His version of "molecular cuisine" comes on the heels of other projects he has taken on, including his Terroir Parisien campaign to support farmers from the outskirts of Paris. That project has been a success, he says, with more than 100 chefs now supporting the local produce.
What France needs now is to re-look its cuisine, he says. "Not many countries have the culture of France. If you look at northern Europe, it's an emerging country for food - they started work 15 years ago so it's completely new. But if you look at France - the confiseries, charcuterie, sauces - it's a lot of baggage and it can be heavy but we have to enrich our repertoire of ideas (such as his extractions) while respecting what is French. French is not Japanese. We have to evolve and absorb influences but without copying what they do in other countries. We need to stay French."
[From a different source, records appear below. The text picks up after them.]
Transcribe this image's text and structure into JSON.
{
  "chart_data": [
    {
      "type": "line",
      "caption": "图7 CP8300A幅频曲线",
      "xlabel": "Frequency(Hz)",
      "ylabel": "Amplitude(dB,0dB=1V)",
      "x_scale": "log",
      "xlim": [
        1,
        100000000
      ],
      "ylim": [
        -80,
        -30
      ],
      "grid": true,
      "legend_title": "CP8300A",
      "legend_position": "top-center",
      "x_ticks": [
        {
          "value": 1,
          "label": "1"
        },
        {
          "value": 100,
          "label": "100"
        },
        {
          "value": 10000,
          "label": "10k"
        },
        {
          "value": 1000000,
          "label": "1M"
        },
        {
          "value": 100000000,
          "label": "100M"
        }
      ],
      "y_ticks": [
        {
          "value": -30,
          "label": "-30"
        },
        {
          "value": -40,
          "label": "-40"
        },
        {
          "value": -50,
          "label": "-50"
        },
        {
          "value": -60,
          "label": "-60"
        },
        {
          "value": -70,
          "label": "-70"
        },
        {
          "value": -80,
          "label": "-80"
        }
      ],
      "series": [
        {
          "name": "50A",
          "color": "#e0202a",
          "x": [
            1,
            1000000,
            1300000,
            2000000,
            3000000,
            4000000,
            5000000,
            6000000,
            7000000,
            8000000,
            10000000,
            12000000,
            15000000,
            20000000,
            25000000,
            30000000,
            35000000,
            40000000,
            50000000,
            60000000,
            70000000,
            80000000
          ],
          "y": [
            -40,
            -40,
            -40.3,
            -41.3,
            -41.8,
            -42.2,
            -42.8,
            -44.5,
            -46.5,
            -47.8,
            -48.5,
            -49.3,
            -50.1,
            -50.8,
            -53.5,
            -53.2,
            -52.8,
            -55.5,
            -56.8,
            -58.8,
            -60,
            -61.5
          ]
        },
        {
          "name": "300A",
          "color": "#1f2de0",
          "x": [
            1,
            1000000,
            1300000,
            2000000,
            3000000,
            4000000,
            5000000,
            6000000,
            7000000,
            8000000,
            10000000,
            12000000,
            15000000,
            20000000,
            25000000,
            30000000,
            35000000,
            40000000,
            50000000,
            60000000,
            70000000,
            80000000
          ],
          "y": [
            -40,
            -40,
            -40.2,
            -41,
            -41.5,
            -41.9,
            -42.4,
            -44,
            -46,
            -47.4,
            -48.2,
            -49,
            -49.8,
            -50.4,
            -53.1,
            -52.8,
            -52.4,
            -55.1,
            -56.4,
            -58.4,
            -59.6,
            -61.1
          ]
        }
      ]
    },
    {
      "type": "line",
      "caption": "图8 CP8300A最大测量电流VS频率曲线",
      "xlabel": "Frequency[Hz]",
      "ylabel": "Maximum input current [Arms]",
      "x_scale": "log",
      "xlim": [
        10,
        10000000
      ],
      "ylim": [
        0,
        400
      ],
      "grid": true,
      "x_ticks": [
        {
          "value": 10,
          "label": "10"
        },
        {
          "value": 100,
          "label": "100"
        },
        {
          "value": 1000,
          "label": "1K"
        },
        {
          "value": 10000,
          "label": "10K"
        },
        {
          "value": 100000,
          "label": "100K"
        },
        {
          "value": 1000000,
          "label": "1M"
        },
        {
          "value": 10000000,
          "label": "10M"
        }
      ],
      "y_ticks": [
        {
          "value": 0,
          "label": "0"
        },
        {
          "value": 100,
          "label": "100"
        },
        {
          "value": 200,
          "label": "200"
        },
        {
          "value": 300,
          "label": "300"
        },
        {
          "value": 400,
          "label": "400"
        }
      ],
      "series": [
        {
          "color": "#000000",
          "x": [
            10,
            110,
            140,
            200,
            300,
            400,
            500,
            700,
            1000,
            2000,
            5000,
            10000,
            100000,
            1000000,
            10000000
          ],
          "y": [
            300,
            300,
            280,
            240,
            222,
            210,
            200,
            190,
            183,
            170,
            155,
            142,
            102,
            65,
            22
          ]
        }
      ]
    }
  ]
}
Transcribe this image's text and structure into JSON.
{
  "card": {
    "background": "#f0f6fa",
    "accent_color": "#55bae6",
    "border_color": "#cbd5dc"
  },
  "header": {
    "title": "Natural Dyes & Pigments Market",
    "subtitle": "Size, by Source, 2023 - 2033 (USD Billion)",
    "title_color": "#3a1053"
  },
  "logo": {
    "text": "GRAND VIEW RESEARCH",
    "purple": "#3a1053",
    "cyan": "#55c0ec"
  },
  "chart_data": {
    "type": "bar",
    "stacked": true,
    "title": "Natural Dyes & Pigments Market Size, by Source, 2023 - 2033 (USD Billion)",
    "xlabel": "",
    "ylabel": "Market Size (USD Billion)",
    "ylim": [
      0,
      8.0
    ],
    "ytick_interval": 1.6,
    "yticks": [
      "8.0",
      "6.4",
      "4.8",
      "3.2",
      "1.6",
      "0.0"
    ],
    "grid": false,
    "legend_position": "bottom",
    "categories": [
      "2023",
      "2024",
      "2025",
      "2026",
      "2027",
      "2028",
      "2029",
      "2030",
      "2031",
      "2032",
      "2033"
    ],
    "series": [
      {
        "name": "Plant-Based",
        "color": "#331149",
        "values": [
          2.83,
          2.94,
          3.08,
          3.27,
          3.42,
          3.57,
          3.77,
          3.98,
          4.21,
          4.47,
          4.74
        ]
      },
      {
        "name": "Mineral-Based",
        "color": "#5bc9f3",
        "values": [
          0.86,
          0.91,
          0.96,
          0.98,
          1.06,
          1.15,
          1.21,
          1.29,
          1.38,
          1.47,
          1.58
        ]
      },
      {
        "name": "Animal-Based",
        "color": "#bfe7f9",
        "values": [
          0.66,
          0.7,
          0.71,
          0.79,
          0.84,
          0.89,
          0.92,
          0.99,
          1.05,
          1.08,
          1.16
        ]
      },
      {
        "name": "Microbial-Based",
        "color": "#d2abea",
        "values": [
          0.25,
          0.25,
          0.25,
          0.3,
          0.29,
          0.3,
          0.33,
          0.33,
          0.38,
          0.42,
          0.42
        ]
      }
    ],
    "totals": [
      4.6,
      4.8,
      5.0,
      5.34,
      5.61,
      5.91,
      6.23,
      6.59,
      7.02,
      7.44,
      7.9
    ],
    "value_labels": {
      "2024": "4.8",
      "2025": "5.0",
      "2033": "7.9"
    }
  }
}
While his devotion to French cuisine is clear, Chef Alleno is not impervious to the growing role of Asia. His company has been making inroads into the region with restaurants in Taipei and Beijing, and "we are looking for a place in Hong Kong - it is confirmed we will do it but I don't know where". Shanghai is also another possibility.
He adds: "The Asian market is very important for me - it will be the next place to work in. It is really booming and I want to develop in that direction. Asians are crazy about food and we want to develop here because they really understand about food."
Singapore will be his next destination after Hong Kong, but "it would be better to be in a hotel - easier". Given his decades of experience in that arena, local hotel developers may want to take note.